Photobleaching of the fluorophore by labeling the proteins in a light environment may cause problems in detection. Low transfection efficiency may limit the ability of the SWFTI assay to quantify protein expression accurately. In addition, binding affinities measured by SWFTI are only estimates as the pull-down is not under equilibrium conditions; however, comparisons to derive relative affinities are valid.

Apparent KDs won’t be possible unless [A] is sufficiently overexpressed such that Atotal ≃ [A].

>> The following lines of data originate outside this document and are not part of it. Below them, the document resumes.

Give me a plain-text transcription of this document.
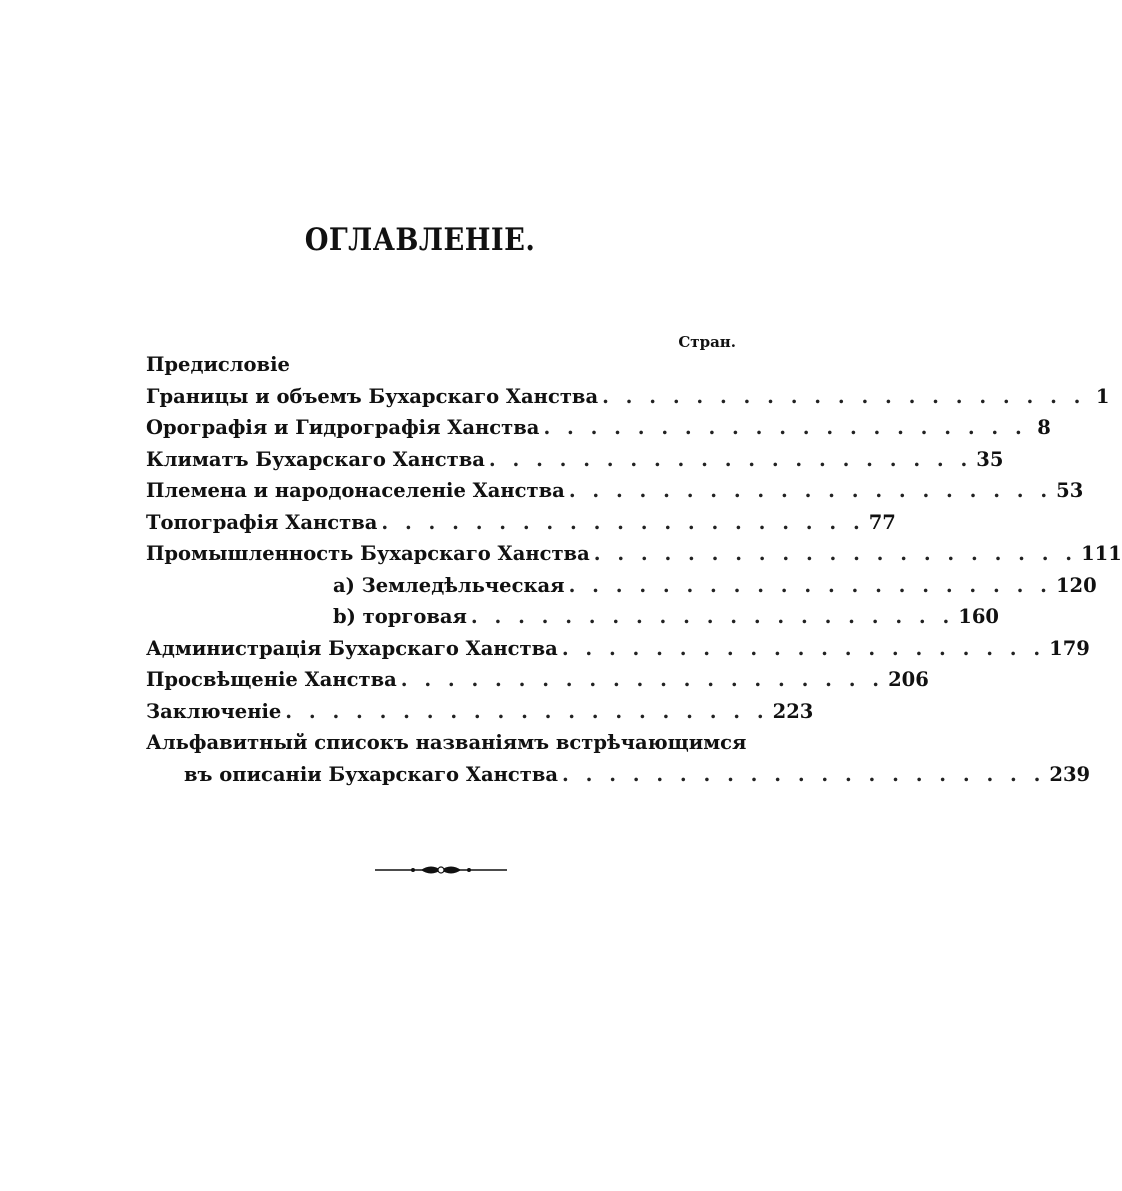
ОГЛАВЛЕНІЕ.
Стран.
Предисловіе
Границы и объемъ Бухарскаго Ханства . . . . . . . . . . . . . . . . . . . . . 1
Орографія и Гидрографія Ханства . . . . . . . . . . . . . . . . . . . . . 8
Климатъ Бухарскаго Ханства . . . . . . . . . . . . . . . . . . . . . 35
Племена и народонаселеніе Ханства . . . . . . . . . . . . . . . . . . . . . 53
Топографія Ханства . . . . . . . . . . . . . . . . . . . . . 77
Промышленность Бухарскаго Ханства . . . . . . . . . . . . . . . . . . . . . 111
a) Земледѣльческая . . . . . . . . . . . . . . . . . . . . . 120
b) торговая . . . . . . . . . . . . . . . . . . . . . 160
Администрація Бухарскаго Ханства . . . . . . . . . . . . . . . . . . . . . 179
Просвѣщеніе Ханства . . . . . . . . . . . . . . . . . . . . . 206
Заключеніе . . . . . . . . . . . . . . . . . . . . . 223
Альфавитный списокъ названіямъ встрѣчающимся
въ описаніи Бухарскаго Ханства . . . . . . . . . . . . . . . . . . . . . 239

The tag might interfere with the binding interaction or even the expression, non-specific reactivity of the dyes is generally not a problem but does occur to some extent – (as exemplified by the fluorescence of the molecular weight markers) ; one could imagine a case where a protein reacts especially strongly – but this can be tested in the absence of the tags.

Troubleshooting

Problem 1

Low protein yield

Potential solution

Ensure the DNA plasmid is of high quality and free of contaminants. Cell contamination may also significantly reduce protein expression; if you suspect your expression system is contaminated discard cells and re-express in new cells. Please refer to the corresponding protocol step 3 of “before you begin”.

Problem 2

Variability in results

Potential solution

Ensure the experimental conditions are consistent and that the plasmid DNA is of consistent quality. Additionally, consider use of sufficient replicate samples to reduce the impact of variability and apply appropriate statistical analysis to assess significance. Testing different plasmid ratios may be necessary for optimizing protein expression. Please refer to the corresponding protocol step 1 of “step-by-step method details”.

Problem 3

Proteolysis and degradation

Potential solution

Increasing proteolytic inhibitor concentration may be necessary to reduce protein degradation. Check that the protease inhibitor is preventing proteolysis in a negative control experiment where it is removed. Please refer to the corresponding protocol step 3 of “step-by-step method details”.

Problem 4

No signal

If a protein band does not fluoresce on the gel at the expected excitation for emission, it is possible that the protein tag has become photobleached from light exposure during a previous step. Alternatively, it is also possible that the protein was degraded, resulting in the SNAP or CLIP tag running with the gel front.

Potential solution

After an unsuccessful imaging attempt it is advised to stain the gel with Silver Stain or Coomassie to check if the protein is present at the expected molecular weight. For label-free imaging, repeat the SWFTI assay being conscientious to limit any ultraviolet light prior to fluorescent detection. Please refer to the corresponding protocol step 25 of “step-by-step method details”.

Problem 5

Band shift

If a band fluoresces at an unexpected molecular weight, this could indicate protein degradation. Alternatively, if the protein construct was designed to have multiple tags, it is also possible that one of the other tags was cleaved in a previous step resulting in a protein band shift.

Potential solution

Check that the protease inhibitor is functional on a fusion-protein control. One can also transfer the protein in the gel onto a PVDF membrane and probe for epitope tags included in the protein construct and the proteins themselves by more conventional methods. Please refer to the corresponding protocol step 24 of “step-by-step method details".

Resource availability

Lead contact

Further information and requests for resources and reagents should be directed to and will be fulfilled by the lead contact, Dr. Brian Crane (bc69@cornell.edu).

Technical contact

Further information and technical questions should be directed to and will be fulfilled by the technical contact, Dr. Changfan Lin (cl2275@cornell.edu).

Materials availability

This study did not generate new unique materials or reagents.

Data and code availability

This study did not generate new databases. Attached is an Excel calculator, where users can input band intensities, and calculate KD values.